When the loud band took a
break I spotted Ron and asked him if I could play the organ and he
said, "Sure, man!" and stalked away with a girl on each
arm. So I went right up to the loud band's equipment, stepped upon
the Vox organ's volume pedal and started wailing away. My mom had an
electric Wurlitzer Organ and I had taken organ lessons, but the
Wurlitzer wasn't anything so loud as the Vox and I was creaming in
my green Levis playing that thing.
And I'm really into it when
all of a sudden this kinda ugly looking guy comes up and taps my
shoulder and growls at me, "Get the fuck outta here, man!"

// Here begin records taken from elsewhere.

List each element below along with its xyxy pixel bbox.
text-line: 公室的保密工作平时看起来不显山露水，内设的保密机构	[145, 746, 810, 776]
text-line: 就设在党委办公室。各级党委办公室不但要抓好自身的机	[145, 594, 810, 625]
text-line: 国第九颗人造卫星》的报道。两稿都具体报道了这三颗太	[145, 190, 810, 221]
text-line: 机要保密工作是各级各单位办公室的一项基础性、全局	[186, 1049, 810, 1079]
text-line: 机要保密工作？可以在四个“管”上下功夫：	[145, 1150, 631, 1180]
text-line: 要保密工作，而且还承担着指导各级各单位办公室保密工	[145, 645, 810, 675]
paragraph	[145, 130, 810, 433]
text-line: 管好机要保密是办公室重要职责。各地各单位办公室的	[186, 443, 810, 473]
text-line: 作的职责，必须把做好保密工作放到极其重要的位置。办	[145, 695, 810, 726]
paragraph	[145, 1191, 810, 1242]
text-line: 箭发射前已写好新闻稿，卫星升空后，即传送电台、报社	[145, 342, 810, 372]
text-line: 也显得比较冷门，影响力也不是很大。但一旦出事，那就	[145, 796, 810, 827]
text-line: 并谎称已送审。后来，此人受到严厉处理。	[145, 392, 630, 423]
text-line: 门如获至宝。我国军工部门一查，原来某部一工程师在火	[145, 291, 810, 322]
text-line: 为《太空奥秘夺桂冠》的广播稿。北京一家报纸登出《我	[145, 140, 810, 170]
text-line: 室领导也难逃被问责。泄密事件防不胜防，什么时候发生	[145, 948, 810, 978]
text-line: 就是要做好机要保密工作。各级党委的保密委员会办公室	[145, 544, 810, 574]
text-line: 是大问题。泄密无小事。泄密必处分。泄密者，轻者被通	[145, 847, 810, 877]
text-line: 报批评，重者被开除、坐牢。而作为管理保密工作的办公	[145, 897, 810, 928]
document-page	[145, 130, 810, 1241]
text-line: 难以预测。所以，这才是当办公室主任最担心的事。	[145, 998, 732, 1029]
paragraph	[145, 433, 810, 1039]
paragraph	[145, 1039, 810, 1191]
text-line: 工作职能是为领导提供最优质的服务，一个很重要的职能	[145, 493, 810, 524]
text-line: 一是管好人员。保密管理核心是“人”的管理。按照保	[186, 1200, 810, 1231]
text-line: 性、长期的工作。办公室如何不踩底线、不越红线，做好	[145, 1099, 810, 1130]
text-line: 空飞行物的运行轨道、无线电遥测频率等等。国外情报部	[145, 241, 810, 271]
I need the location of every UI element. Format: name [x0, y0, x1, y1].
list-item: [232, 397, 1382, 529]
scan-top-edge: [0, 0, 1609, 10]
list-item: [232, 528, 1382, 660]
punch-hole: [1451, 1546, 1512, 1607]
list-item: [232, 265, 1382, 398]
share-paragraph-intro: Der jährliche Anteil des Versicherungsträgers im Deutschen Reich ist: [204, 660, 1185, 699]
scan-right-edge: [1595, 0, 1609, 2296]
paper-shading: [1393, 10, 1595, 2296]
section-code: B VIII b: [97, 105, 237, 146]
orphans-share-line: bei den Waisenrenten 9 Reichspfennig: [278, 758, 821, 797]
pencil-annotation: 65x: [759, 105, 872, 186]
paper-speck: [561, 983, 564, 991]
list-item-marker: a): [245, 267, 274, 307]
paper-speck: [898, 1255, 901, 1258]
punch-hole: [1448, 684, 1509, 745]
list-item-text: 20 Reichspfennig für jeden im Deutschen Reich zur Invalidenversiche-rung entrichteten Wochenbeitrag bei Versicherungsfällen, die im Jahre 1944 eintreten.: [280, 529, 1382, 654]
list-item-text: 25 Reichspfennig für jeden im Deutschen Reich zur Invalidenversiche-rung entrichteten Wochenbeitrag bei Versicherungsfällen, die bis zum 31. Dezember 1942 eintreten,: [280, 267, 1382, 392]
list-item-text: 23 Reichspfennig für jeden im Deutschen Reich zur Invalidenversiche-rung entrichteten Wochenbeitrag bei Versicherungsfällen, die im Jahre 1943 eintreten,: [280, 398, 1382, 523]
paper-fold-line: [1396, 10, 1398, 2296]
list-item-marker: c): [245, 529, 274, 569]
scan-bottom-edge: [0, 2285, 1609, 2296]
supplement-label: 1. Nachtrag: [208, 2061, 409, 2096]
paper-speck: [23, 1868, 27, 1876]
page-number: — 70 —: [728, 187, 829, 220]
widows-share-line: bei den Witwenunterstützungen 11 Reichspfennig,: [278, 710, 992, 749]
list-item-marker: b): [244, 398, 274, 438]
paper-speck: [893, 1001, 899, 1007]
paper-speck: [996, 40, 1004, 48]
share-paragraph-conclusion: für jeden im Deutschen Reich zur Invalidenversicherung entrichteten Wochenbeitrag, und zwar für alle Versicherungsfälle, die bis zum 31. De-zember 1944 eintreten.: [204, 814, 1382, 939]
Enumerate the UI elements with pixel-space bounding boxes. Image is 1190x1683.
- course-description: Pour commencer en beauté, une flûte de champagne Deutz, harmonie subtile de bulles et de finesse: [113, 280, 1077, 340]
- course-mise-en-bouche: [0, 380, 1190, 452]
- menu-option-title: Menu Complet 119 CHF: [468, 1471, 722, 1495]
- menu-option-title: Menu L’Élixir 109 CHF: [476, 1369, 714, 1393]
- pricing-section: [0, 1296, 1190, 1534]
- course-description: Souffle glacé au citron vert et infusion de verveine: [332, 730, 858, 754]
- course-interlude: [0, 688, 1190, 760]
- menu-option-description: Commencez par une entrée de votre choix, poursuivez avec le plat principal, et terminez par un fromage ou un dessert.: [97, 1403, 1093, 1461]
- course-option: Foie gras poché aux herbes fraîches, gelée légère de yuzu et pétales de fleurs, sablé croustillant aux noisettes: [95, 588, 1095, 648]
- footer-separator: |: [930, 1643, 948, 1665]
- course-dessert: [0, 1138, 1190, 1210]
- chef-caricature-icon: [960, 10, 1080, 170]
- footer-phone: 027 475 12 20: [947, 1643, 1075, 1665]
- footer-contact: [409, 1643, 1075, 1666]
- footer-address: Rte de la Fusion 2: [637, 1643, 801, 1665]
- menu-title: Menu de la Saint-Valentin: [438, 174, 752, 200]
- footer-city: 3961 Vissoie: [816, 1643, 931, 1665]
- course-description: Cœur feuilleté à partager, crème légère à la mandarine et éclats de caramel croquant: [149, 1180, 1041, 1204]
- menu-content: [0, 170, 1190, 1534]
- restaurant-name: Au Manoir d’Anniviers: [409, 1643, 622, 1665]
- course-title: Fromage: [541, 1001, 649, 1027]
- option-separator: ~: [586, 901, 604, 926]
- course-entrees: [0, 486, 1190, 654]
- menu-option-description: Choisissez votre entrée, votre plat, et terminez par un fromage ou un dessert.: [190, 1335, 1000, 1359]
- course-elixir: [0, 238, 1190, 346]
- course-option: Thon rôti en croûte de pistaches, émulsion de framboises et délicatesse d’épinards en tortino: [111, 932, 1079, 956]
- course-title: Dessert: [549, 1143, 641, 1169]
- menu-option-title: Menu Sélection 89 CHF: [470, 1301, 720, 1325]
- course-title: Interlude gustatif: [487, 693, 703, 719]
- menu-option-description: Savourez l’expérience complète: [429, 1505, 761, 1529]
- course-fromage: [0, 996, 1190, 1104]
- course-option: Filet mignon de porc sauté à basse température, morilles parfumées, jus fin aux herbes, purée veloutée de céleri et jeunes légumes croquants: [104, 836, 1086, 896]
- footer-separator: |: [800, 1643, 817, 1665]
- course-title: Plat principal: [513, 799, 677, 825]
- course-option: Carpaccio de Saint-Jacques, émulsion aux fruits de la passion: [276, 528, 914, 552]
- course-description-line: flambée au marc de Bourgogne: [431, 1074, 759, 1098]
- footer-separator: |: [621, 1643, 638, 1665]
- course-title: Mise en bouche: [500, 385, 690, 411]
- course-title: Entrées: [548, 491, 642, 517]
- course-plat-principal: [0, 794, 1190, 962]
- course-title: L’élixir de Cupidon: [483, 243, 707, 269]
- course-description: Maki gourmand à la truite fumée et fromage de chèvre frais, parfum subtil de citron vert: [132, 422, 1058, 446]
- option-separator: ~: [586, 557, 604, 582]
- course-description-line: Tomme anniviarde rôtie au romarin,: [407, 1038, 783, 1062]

I shrink away from the Vox
with tail 'tween my legs. I look back at the nasty bastard as he was
slinging his guitar around his back. I was going to tell him that
Ron had given me permission to play his organ, but the asshole
launched into the loudest solo guitar ever and I turned around and
left the party.
Once outside I noticed the
cops hassling suspected curfew violators and slinked away from their
grasp. It was 5:00 a.m. I walked about 5 blocks, found my mom's car
and drove home. I got home around 7:30, put the keys on the kitchen
counter and slipped into bed. Mom and Dad never said a word.
A number of weeks later I
attended the Trips Festival in San Francisco and recognized the
guitarist who had kicked me off of Pigpen's organ. It was Jerry
Garcia. It took me a long time to like Jerry Garcia, but I got over
it.
The second time I met Jerry
Garcia was in 1971 at Keystone Korner in San Francisco, and I met
him a third time, also, at Keystone Berkeley. He says he didn't
remember the time in San Jose he rebuked me, but said he had seen me
at shows. In the days before arenas and stadiums, when one could
walk right up to the stage, one could breed a familial type
relationship with members of his favorite rock bands.
Whenever I had some smoke
that was really fantastic I would go to Keystone and ask the
security guard if I could meet Jerry. Garcia treated me very kindly
on those occasions. And as he sucked up the special stash I had
brought personally for his consumption, he would crack jokes and act
sincerely interested in who I was and what I was up to. We would
chat briefly about the blues, jazz, classical music and R&B, and
then I'd be on my way back to my table. After that, he and the
Grateful Dead got too big and famous for small clubs and informal
meetings, but that's a story for another time, another place.